M'Gee, like Mr. Binney, was a freshman, and like Mr. Binney again, had come up to Cambridge many years later than the average young man enters upon his University course. He was the son of a Highland gillie, and had succeeded with incredible difficulty, as far as money was concerned, in gaining a degree at a Scotch University. But that had not sufficed for him. He was ambitious, and extremely tenacious of ideas. He had early made up his mind to bring his brains to the market of Cambridge, and at Cambridge he accordingly found himself at the age of thirty-seven, with a scholarship at St. John's College, and nothing else upon which to support himself except his determination to succeed to the highest honours that Cambridge could afford. He had joined the Union with a shrewd and resolute eye to the President's chair, but the lighter social success which held such a charm from Mr. Binney's point of view he regarded with the most lofty scorn. Self-contained and self-reliant as he was, however, he was not entirely without a human weakness for sympathy and encouragement in his aims, and had fixed upon Mr. Binney, as one who shared with him some of the accidents of his position, with whom to indulge in the occasional luxury of discussing his ambitions.
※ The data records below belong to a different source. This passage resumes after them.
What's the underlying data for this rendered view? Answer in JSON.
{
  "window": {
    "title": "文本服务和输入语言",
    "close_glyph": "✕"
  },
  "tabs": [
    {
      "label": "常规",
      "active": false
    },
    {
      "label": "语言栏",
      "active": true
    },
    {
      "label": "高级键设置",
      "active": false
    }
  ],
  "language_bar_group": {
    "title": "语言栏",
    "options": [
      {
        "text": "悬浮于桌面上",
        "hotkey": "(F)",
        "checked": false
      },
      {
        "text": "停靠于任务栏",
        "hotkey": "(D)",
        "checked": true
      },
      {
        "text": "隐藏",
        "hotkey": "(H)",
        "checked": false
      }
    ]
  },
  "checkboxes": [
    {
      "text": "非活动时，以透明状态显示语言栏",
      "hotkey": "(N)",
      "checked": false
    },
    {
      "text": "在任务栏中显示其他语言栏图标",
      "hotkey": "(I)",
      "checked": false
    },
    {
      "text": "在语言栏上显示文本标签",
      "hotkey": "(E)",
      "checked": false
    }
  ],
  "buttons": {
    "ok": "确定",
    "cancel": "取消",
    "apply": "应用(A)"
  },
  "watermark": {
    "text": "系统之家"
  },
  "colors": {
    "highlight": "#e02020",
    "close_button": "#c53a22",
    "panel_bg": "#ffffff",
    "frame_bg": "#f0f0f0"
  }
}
"I wouldn't give a thought to these young 'bloods,' as they call them," said M'Gee. "They'll be of no use to ye. They make a big splash while they are up here, but when they go down they're no better than dirt." Here M'Gee snapped a bony finger and thumb. "I'm no saying that I'd like to be nothing but a worker in Cambridge," he went on. "You keep to yourself for three years and you come out Senior Wrangler at the end of it, and they put your picture in the papers. And then you go down, and what glory do you get from it? There's aye one way of getting yourself known here, if you're a man of brains, and that's at the Union. Go round the rooms and look at the pictures of the Presidents from the beginning. Why, man, there's not a dozen of them that isn't known to the world at large. That's fame. And it's the sort of fame that's worth having. Colloguing wi' lords an' that is a puir thing to it."
"You're right, M'Gee," cried Mr. Binney, springing up, "You're right. A lord! What's a lord and all his hangers-on? Froth! Dregs! Dirt! as you rightly remark. I won't have my boy associating with such."
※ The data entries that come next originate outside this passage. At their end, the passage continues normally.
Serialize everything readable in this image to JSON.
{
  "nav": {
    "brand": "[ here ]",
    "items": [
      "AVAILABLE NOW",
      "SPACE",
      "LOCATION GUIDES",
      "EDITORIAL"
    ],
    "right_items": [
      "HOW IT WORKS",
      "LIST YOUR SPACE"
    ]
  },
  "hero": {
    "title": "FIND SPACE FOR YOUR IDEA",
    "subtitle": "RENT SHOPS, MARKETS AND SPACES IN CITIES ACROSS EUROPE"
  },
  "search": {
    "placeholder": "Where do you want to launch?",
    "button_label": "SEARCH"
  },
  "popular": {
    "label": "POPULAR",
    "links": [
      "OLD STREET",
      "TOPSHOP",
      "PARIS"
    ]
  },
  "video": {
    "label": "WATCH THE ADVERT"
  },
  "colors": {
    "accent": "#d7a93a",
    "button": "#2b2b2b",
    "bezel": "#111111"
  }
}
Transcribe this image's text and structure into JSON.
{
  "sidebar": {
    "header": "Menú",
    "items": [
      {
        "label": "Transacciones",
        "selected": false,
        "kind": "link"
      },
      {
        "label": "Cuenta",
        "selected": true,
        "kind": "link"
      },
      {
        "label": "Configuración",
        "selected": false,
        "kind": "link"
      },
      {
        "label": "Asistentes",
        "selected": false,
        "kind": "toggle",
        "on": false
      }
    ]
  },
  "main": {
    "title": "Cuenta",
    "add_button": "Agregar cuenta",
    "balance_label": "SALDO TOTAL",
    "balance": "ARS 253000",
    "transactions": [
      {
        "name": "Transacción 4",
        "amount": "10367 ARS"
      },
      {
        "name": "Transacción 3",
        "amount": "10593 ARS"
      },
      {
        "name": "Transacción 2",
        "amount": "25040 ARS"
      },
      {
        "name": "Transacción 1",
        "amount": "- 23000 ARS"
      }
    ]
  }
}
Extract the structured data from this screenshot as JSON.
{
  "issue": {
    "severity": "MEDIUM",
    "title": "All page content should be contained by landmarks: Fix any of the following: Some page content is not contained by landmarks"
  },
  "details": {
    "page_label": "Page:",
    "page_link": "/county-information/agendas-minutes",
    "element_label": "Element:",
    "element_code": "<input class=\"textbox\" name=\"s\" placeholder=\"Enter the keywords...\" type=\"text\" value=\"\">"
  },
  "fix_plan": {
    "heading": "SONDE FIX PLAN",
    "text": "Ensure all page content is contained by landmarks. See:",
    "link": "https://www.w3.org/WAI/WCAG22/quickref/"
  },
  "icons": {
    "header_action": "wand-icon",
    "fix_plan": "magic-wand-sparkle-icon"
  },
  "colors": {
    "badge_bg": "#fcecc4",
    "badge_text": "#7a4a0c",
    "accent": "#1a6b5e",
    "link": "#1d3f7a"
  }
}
"Leave your boy alone," said M'Gee. "He is a boy, and does very well as he is. You and I are men, and we'll make use of this place which most of them don't know the value of. Study the questions of the day, give a lot of preparation to your speeches, and speak every time the house sits. Force 'em to take account of you and you'll come out top."
"I will," said Mr. Binney, now greatly excited. "I can come out top if I want to. I know I can. You and I will be carried down to posterity, M'Gee, as two of the greatest Presidents the Union has ever had. To-day's Monday. To-morrow I speak on the vaccination question. I don't take any interest in it, but I'll get the subject up thoroughly in the meantime, and my speech will surprise them."
And so Mr. Binney changed his social aspirations, and wrote long letters to Mrs. Higginbotham describing the acclamations with which he was received when he rose to speak at the Union, and painting in vivid colours the honours paid to the occupant of the President's chair, that chair which had been filled by so many illustrious men.
He and M'Gee spoke every Tuesday in that term. M'Gee was intolerably dogmatic, metaphysical and long-winded, always heard the secretary's bell ring before he had half finished his argument, and invariably emptied the house of all but the long-suffering officials whenever he rose to his feet. Mr. Binney as surely filled it. He was a wind-bag, but a wind-bag who delighted his audience in the same way as a monkey on an organ is a source of appreciation not so much for its innate humour as for the unstudied expression of its personality. It was quite true that Mr. Binney roused the applause of the assembly. The incipient statesmen lolling on the benches or writing notes on their knees or strolling up to have a word with the President in his seat of state, cheered him on, laughed uproariously at his witticisms as well as at his studied and serious periods, and could never have enough of him. It was a long time since any speaker at the Union had amused his audience so well, and he was in the seventh heaven of delight at his popularity until the elections for the officers at the end of the term, when both he and M'Gee stood for the committee, and appeared at the bottom of the list, M'Gee with thirty votes and Mr. Binney with six. This was a serious blow to him, and he began to realise that he had been looked upon as a buffoon.